Crossing her arms over her hardened nipples, Ravin searched the floor, hiding her own needs. “The vampire is a loss. There’s nothing you can do.”
“You must have a spell,” he insisted. His vehemence made Ravin flinch. “Bring out your book. The one I know you keep above the stove. Get it!”
He demanded so intensely, Ravin moved as if on autopilot to retrieve the grimoire. She set it on the counter and began to page through it. Though she knew there was nothing inside on holy wounds, she would show Nikolaus that she was willing.
More than willing. How to make him understand she would do anything for him?
Yes, damn it, she loved this vampire.
Heartbeat pounding, Ravin turned another page. Aware Nikolaus had moved in to stand behind her, peering over her shoulder, she suppressed the shudder that shimmied up her spine and tickled across her breasts.
His breath upon her hair. His scent surrounding her. His very presence…
“Nikolaus, I…” Closing her mouth, she swallowed back the urge to bellow out a weeping insistence to his touching her. “Do you remember nothing of the past few weeks?” she whispered.
His fist slammed the counter next to the book, setting the hanging plants overhead to a titter.
“I remember your betrayal, witch. I remember—”

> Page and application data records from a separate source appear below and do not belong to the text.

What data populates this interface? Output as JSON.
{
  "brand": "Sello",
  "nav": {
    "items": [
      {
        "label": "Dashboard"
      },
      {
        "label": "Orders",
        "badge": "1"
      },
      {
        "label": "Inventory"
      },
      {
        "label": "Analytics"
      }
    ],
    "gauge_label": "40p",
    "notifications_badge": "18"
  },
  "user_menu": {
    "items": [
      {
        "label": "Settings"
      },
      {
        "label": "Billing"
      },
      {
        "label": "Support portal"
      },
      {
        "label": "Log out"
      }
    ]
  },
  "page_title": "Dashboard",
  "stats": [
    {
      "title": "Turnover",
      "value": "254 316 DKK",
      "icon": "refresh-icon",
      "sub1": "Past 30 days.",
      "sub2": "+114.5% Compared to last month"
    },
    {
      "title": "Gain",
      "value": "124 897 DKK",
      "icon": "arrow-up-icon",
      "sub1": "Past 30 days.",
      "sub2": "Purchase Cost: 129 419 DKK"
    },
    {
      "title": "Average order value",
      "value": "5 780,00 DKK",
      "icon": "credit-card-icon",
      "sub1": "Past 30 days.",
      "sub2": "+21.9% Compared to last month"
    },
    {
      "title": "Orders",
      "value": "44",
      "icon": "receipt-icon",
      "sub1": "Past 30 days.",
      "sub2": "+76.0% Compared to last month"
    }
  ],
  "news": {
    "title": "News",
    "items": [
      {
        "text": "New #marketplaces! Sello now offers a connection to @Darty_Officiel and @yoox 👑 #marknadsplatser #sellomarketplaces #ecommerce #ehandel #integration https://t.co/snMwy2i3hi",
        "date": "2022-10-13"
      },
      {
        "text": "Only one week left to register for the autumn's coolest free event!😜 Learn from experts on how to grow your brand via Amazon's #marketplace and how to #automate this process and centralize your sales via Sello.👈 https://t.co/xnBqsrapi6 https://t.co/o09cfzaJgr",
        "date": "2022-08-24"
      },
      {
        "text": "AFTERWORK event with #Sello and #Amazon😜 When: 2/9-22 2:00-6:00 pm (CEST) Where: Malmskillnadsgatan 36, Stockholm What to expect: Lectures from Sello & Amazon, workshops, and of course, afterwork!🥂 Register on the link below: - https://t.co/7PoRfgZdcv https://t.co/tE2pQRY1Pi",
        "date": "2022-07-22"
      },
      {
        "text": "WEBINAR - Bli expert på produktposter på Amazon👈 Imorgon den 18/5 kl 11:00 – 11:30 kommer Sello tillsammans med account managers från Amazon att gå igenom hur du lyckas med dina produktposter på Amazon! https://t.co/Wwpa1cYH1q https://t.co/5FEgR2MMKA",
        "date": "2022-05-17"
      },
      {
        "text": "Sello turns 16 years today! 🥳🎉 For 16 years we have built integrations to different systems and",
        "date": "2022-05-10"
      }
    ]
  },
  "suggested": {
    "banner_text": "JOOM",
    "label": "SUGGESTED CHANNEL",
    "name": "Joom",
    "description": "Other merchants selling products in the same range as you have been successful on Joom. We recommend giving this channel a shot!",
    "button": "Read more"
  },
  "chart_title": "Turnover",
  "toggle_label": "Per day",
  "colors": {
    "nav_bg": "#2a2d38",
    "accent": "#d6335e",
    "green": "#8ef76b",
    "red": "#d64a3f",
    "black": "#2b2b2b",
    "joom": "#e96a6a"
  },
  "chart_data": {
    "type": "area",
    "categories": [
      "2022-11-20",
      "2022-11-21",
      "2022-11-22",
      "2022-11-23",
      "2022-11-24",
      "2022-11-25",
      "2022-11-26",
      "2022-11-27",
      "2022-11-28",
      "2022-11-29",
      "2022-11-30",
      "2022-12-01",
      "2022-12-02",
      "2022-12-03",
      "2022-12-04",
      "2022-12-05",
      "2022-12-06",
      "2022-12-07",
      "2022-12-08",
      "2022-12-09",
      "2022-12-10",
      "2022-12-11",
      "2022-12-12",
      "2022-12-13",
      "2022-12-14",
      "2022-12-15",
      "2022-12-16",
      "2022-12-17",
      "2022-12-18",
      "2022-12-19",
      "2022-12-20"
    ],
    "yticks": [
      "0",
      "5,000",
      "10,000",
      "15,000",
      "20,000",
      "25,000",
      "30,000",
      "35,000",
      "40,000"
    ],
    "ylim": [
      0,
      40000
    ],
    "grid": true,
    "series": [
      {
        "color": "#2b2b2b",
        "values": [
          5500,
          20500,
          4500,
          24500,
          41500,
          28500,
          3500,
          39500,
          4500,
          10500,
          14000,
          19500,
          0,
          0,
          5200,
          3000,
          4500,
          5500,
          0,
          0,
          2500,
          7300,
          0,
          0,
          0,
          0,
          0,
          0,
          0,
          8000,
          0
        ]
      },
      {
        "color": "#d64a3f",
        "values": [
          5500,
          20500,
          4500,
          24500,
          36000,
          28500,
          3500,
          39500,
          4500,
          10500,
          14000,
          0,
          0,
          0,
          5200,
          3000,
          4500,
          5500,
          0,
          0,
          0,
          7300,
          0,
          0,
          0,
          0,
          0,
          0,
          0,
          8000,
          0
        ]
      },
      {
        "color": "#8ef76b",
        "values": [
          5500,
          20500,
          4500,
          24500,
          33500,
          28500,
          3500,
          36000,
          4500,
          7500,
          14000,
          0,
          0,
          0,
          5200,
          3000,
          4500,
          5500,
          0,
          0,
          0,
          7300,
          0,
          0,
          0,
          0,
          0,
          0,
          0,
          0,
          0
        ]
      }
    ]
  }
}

“That you loved me,” she quickly murmured, so quiet, perhaps he would not hear. No, she wanted him to hear, to
know
.
Another animal-like huff sounded at her left ear. Nikolaus pushed away from the counter and the sound of his boot kicking the fridge made her wonder if the stainless-steel appliance wasn’t now dented.
“Have you no spell?” he demanded.
“No, Nikolaus, I’m sorry, it’s not possible.”
“Then you will arrange for me to speak with Himself. Now.”
Now she did turn and clutched the counter behind her. “What do you want to speak to the devil for?”
“I will ask him for a reversal of the holy wound. I know that bastard can do it.”
“For a trade! Three obligations, Nikolaus.” She lifted her shirt and thumped her chest. “You know the sacrifice.”
“You think you know the sacrifice,” he corrected. “Out on loan?” His smirk ended in a muted chuckle.
“My soul will be mine—someday,” she said, choking on the last word. “But you! Even when you do get your soul back, you will forever know you served Himself. How can you live with that?”
“Oh, I know my soul will be gone, witch. You think you are free with your final obligation?” He shook his head, and as he bowed before her his hair veiled over half of his face. When he looked back up, a rarity of emotion shimmered in his rich jewel eyes. “Three strikes and you’re his, sweetness. You’ve been lied to. That is what Himself does so well, isn’t it? Lie?”
Ravin clutched her throat. She attempted to process what he’d said, but she couldn’t get past the word
sweetness
. He’d called her by the pet name he’d used only when he had loved her.